By the way, a pan down to the impresario's ankle as he plays the voice-organ shows that he's manacled to it, which is also totally unexplained and random but which is probably meant to illustrate that I, the inspector of ridiculous failure, have already caught him. The inspector, who apparently admires this dude's genius, earlier mentioned that he might allow him to perform the incredible music once before carting him off to jail, so I can only assume that's what he did. Folks, this inspector is a weird dude. I was rubbed the wrong way by the total disregard for, you know, the murder victims in favor of being impressed by the man's twisted genius; he's being rewarded for his misbehavior rather than punished (because I guarantee not letting him play that music would be a way better punishment than jail). Of course, there was little to no visceral feeling connected to the murders in this game, all but one of which happened offstage and some time ago anyway, but seriously, inspector, stop sucking so hard all the time.
It was also disappointing to me that the musical track wasn't up to snuff. Someone obviously made an effort - when he's playing the organ, there are ghostly voices at various pitches happening - but the music is mostly atonal and uninteresting and the synthesized voices are uninspiring and pale. The choice to have only the seven whole notes of the scale represented was an overly simplistic one, hamstringing what kind of music could realistically be written with them, and the fact that he has only one octave to work with to boot is epically sad. Oh, that organ obviously has more keys on it, but we've been in his lab! We know how many voices he has! This organ is a sham! Especially after treating us to excellent operatic arias and scores in the game itself, the simplistic and uninteresting "ultimate music" at the end was a serious disappointment.

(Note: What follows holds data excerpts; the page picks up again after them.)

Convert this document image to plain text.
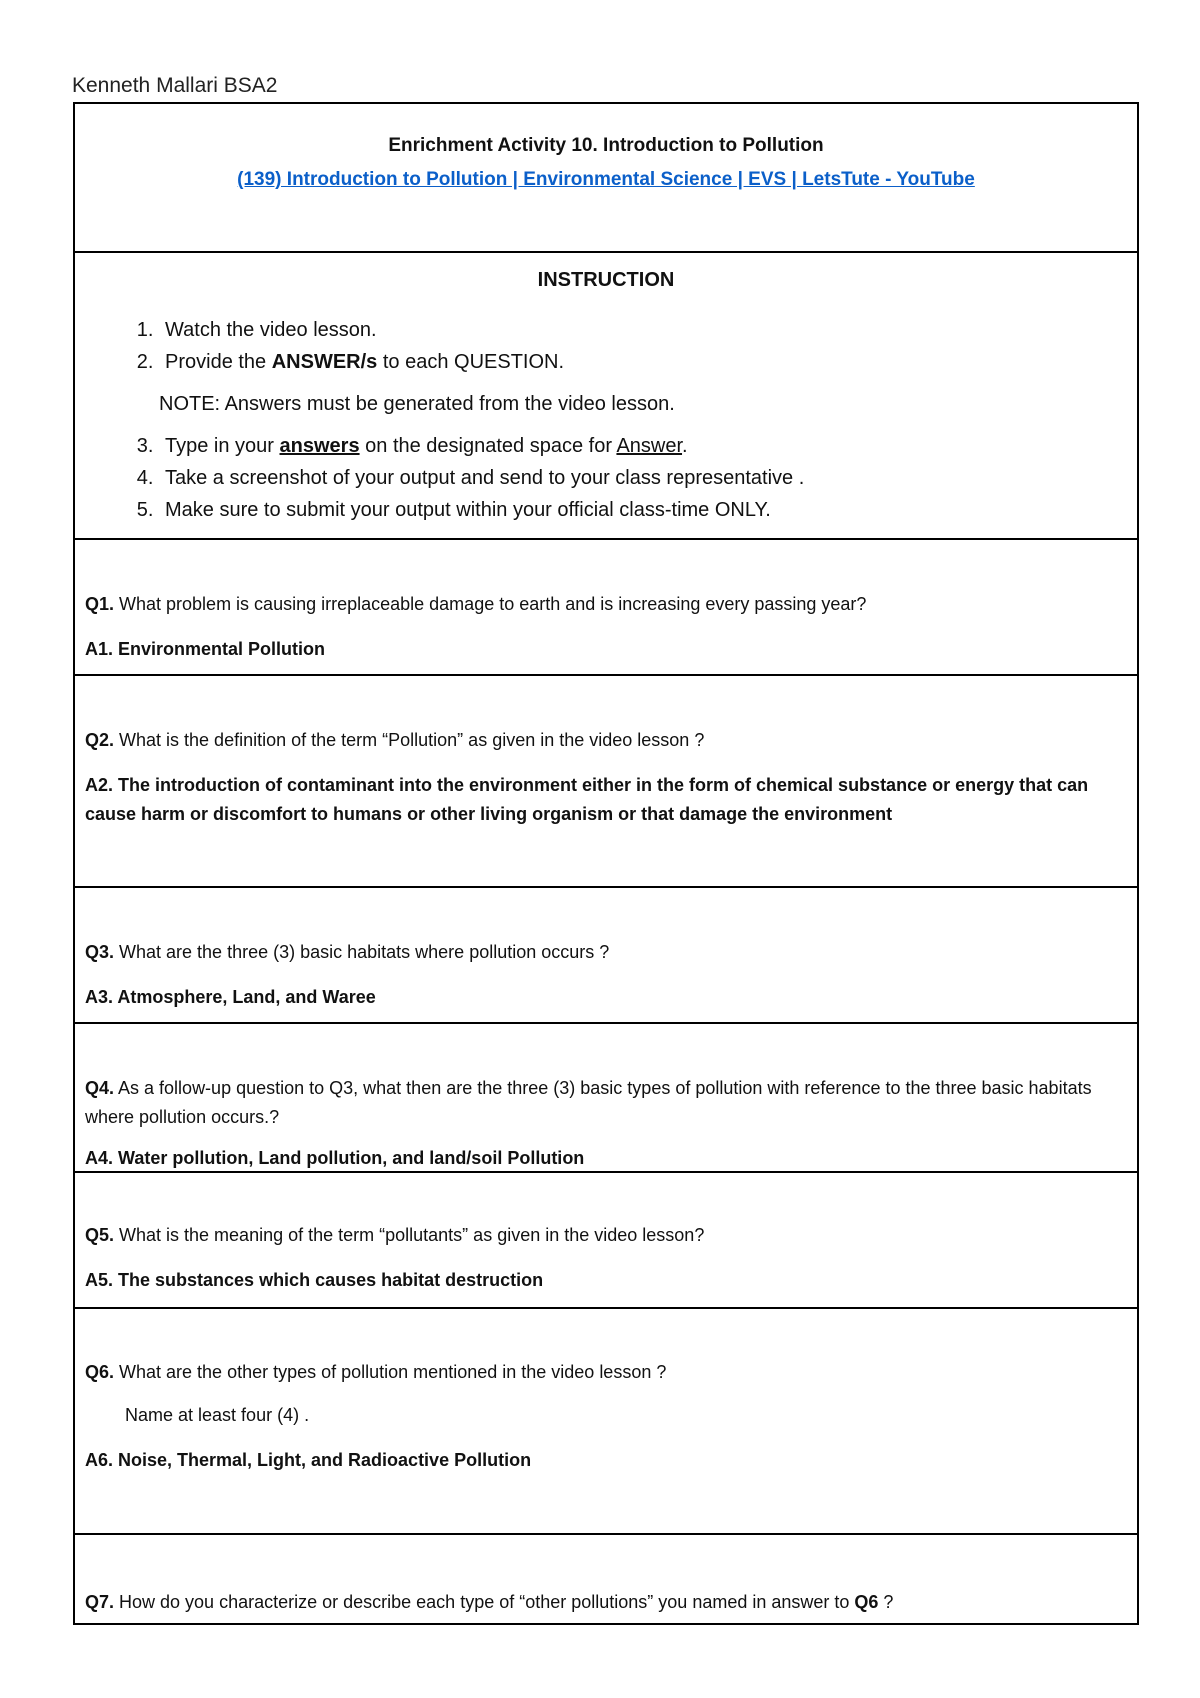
Kenneth Mallari BSA2
Enrichment Activity 10. Introduction to Pollution
(139) Introduction to Pollution | Environmental Science | EVS | LetsTute - YouTube
INSTRUCTION
1. Watch the video lesson.
2. Provide the ANSWER/s to each QUESTION.
NOTE: Answers must be generated from the video lesson.
3. Type in your answers on the designated space for Answer.
4. Take a screenshot of your output and send to your class representative .
5. Make sure to submit your output within your official class-time ONLY.
Q1. What problem is causing irreplaceable damage to earth and is increasing every passing year?
A1. Environmental Pollution
Q2. What is the definition of the term “Pollution” as given in the video lesson ?
A2. The introduction of contaminant into the environment either in the form of chemical substance or energy that can cause harm or discomfort to humans or other living organism or that damage the environment
Q3. What are the three (3) basic habitats where pollution occurs ?
A3. Atmosphere, Land, and Waree
Q4. As a follow-up question to Q3, what then are the three (3) basic types of pollution with reference to the three basic habitats where pollution occurs.?
A4. Water pollution, Land pollution, and land/soil Pollution
Q5. What is the meaning of the term “pollutants” as given in the video lesson?
A5. The substances which causes habitat destruction
Q6. What are the other types of pollution mentioned in the video lesson ?
Name at least four (4) .
A6. Noise, Thermal, Light, and Radioactive Pollution
Q7. How do you characterize or describe each type of “other pollutions” you named in answer to Q6 ?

And, speaking of disappointment, the crowning insult: I had assumed that, at the end of the game, you'd be able to play the matching masks game whenever you wanted, since you would be out of rooms to search. It seemed like the only logical choice to me if you wanted the game to really have any replay value aside from listening to arias. Unfortunately, though, this was not the case; when the game is over, it is over, full stop. If you want to play more matching, you're going to have to start over from the beginning - which also means constantly pausing to search for clues and steal things, thus preventing it from really being a fun and viable way to keep playing the game. If only you were able to just play the matching, this game would have done everything right in its attempts to make it worthwhile to own after the first play through - but you aren't and it isn't. It's pretty much worthless until the next time you feel like reading badly-written, poorly-scripted detective dramas with your Bejeweled.
I sill can't really tell if it's actually related to the Phantom story all that much. Certainly the company it comes from has made other games that definitely are Phantom-based, and if this project has taught me anything it's that Phantom reintepreters are often serial in nature, but I really couldn't make a good call one way or the other. There's definitely some theme confluence, but not much in the way of the plot, so in the end I had to come down on the side of "maybe, but maybe not, probably unrelated?" and let it go at that.And one more annoyance, a coda, if you will, to the ultimate music: that lounge-lizard music is an earworm. It's not the Carmen aria you're going to be hearing when you're trying to fall asleep.